In normal daylight samples, we would say that the Mi A2 Lite has a slight advantage even though pictures from the both phones are quite similar. However, there are some key differences – details are slightly better from A2 Lite as well as the overall color saturation. In comparison, while the colors from the Z5 are good, they appear a bit flat when a direct comparison is made with the A2 Lite. Furthermore, the Z5 is slightly on the colder side in terms of the White Balance. The A2 Lite is a bit more natural.
When it comes to the daylight HDR samples, the tables turn in favor of the Z5, and quite convincingly. While the differences were minor between the two phone cameras in non-HDR samples, the Z5 does a solid job in the HDR department while the A2 Lite struggles.
First observation, the A2 Lite darkens the shadowy/dark areas even more in the HDR versions, which is not how it’s supposed to be. This invariably hurts the overall detail. At the same time, the colors remain good though. On the other hand, the Z5 is visibly enhances the detail from the shadowy or dark areas in the HDR versions, which leads to overall better detail. The overexposure remains well under control as well. The Z5’s color saturation and accuracy becomes better in the HDR samples.
The Z5 appears to be slightly better in terms color saturation, even though the Mi A2 Lite is not too bad either. However, because of the direct comparison, the colors from the Z5 camera appear to be slightly livelier in comparison. Also, the Z5 seems to produce a touch better detail especially in HDR versions. The problem, according to the above samples, with Z5’s slightly higher color saturation is that it tends rob off the colors of their realism. But it is not really a problem overall.

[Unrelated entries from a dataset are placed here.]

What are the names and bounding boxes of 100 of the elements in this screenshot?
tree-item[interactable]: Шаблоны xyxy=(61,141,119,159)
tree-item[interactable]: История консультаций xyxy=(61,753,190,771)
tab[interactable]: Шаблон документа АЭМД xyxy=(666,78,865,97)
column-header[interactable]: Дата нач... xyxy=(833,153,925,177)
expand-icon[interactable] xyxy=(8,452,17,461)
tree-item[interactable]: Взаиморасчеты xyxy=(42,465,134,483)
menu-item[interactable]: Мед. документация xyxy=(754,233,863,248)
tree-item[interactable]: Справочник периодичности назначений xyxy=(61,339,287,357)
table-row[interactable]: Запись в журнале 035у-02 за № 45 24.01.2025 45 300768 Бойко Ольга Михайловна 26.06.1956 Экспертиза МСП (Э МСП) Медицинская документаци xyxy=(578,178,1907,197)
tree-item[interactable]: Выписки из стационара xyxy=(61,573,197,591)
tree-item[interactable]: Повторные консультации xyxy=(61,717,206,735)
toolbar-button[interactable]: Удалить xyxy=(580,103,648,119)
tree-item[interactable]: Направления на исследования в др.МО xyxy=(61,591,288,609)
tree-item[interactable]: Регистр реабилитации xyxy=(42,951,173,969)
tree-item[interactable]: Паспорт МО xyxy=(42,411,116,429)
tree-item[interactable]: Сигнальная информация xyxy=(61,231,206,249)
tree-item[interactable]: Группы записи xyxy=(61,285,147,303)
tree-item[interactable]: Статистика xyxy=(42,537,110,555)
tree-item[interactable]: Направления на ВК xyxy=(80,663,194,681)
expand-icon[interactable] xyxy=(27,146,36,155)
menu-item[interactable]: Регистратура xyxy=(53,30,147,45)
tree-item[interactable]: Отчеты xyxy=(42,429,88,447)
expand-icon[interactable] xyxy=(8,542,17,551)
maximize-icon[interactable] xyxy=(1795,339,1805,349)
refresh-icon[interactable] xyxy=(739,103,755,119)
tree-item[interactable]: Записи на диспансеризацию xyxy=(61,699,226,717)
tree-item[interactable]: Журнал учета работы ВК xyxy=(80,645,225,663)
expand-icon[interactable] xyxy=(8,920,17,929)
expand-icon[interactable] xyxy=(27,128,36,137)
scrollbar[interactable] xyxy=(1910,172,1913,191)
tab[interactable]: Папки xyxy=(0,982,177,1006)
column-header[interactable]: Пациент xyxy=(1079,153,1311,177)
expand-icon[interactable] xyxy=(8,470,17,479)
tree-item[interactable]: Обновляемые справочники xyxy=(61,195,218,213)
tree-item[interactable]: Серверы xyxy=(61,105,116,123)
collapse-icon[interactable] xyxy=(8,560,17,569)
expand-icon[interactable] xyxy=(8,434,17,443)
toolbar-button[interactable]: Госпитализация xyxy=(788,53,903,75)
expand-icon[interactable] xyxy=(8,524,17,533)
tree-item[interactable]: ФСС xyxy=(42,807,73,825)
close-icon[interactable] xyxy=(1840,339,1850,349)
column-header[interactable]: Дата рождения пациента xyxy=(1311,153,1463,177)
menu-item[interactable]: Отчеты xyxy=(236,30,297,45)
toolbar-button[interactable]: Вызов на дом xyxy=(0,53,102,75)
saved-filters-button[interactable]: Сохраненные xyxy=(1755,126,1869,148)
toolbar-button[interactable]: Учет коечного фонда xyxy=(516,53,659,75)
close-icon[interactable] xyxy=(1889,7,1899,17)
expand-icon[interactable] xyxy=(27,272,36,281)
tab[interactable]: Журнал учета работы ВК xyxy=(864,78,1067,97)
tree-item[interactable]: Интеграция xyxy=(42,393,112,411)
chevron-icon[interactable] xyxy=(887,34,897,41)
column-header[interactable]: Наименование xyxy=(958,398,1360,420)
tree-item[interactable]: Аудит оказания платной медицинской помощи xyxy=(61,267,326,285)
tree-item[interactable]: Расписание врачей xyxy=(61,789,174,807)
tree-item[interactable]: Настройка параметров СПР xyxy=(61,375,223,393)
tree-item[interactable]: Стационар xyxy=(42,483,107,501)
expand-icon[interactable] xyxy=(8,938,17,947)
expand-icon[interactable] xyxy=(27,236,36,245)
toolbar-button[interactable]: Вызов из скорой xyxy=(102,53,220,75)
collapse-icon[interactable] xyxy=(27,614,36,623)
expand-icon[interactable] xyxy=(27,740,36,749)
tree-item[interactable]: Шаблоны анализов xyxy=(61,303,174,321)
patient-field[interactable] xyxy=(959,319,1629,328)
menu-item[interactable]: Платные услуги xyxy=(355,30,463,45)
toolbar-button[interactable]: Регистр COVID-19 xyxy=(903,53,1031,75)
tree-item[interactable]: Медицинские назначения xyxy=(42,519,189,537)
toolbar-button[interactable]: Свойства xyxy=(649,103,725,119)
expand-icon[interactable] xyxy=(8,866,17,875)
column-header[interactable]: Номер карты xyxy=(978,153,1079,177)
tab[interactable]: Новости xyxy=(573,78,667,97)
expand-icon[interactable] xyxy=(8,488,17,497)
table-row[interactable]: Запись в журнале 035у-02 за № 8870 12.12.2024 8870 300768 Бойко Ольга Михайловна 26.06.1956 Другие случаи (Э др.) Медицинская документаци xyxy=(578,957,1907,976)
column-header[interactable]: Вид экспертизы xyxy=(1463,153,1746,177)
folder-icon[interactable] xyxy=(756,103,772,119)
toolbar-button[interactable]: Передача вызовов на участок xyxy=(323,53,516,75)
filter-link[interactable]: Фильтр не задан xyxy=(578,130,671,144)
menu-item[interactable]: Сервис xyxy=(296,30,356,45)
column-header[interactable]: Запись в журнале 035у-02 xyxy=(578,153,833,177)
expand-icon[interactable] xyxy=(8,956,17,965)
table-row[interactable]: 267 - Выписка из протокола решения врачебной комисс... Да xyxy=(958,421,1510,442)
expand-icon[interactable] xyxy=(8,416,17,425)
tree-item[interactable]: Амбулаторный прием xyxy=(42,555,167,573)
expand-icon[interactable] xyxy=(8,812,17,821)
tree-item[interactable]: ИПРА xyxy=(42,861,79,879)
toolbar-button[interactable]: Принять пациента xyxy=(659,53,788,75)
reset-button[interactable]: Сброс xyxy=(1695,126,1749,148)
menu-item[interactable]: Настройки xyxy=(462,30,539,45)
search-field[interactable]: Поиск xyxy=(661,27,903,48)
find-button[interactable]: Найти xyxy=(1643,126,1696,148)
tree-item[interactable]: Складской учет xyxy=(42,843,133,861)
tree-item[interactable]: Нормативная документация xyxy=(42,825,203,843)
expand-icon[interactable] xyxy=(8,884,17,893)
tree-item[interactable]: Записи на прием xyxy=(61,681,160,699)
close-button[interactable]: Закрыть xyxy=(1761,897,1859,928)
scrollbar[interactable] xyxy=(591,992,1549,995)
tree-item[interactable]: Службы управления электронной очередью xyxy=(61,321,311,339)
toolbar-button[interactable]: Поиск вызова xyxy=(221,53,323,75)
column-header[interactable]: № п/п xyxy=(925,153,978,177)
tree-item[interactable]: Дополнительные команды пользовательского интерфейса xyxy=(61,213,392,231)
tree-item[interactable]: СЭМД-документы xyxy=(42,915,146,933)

The Mi A2 Lite with its 4,000 mAh battery appears to have an advantage over the Z5 with its 3,300 mAh unit. However, the real world performance is not what it would seem. The Lite and the Z5 both deliver more or less similar runtime when the phone usage is normal without indulging in any kind of heavy usage (playing games for long, listening to or watching videos for long and such activities). The normal runtime in both the cases is around 1 and a half days (or up to 36 hours) which isn’t bad at all, but we expected more from the Mi A2 Lite’s 4,000 mAh battery.
Secondly, the Z5 seems to be more efficient with its battery management. For example, in our initial experience with both the phones so far, we observed that both phones tend to drop 14% to 18% battery, at least, while playing a game like the Asphalt 8 for precisely an hour.
Our experience with both the phones have revealed following observations—
Xiaomi Mi A2 Lite advantages over the Lenovo Z5:
– Sturdier build quality with aluminium body vs glass body (with aluminium frame).
– More compact size.
– Display appears to be slightly more neutral.
– Overall simpler UI experience.
Lenovo Z5 advantages over the Xiaomi Mi A2 Lite:
– Almost non-slippery to hold, provides better grip even when it is bigger to hold.
– Equally good display quality even when it is a little warm in terms of White Balance.
– Overall smoother performance in normal tasking as well as in gaming.
– Equally good battery life even with a smaller 3,300 mAh battery.
So, here it is. If you can live with the certain irritating options/functionalities of the ZUI interface, it is overall a better handset than the Xiaomi Mi A2 Lite. But if we look in isolation, the Mi A2 Lite can be easily lived with. We are awaiting the launch of both the smartphones in the Indian market.
At the same time, Xiaomi has announced the launch date of the Mi A2 Lite in India, and it is August 8. On the other hand, there is no information from Lenovo regarding the Z5. But given that it is a better handset overall, it might be a good idea to wait for it. What do you guys think?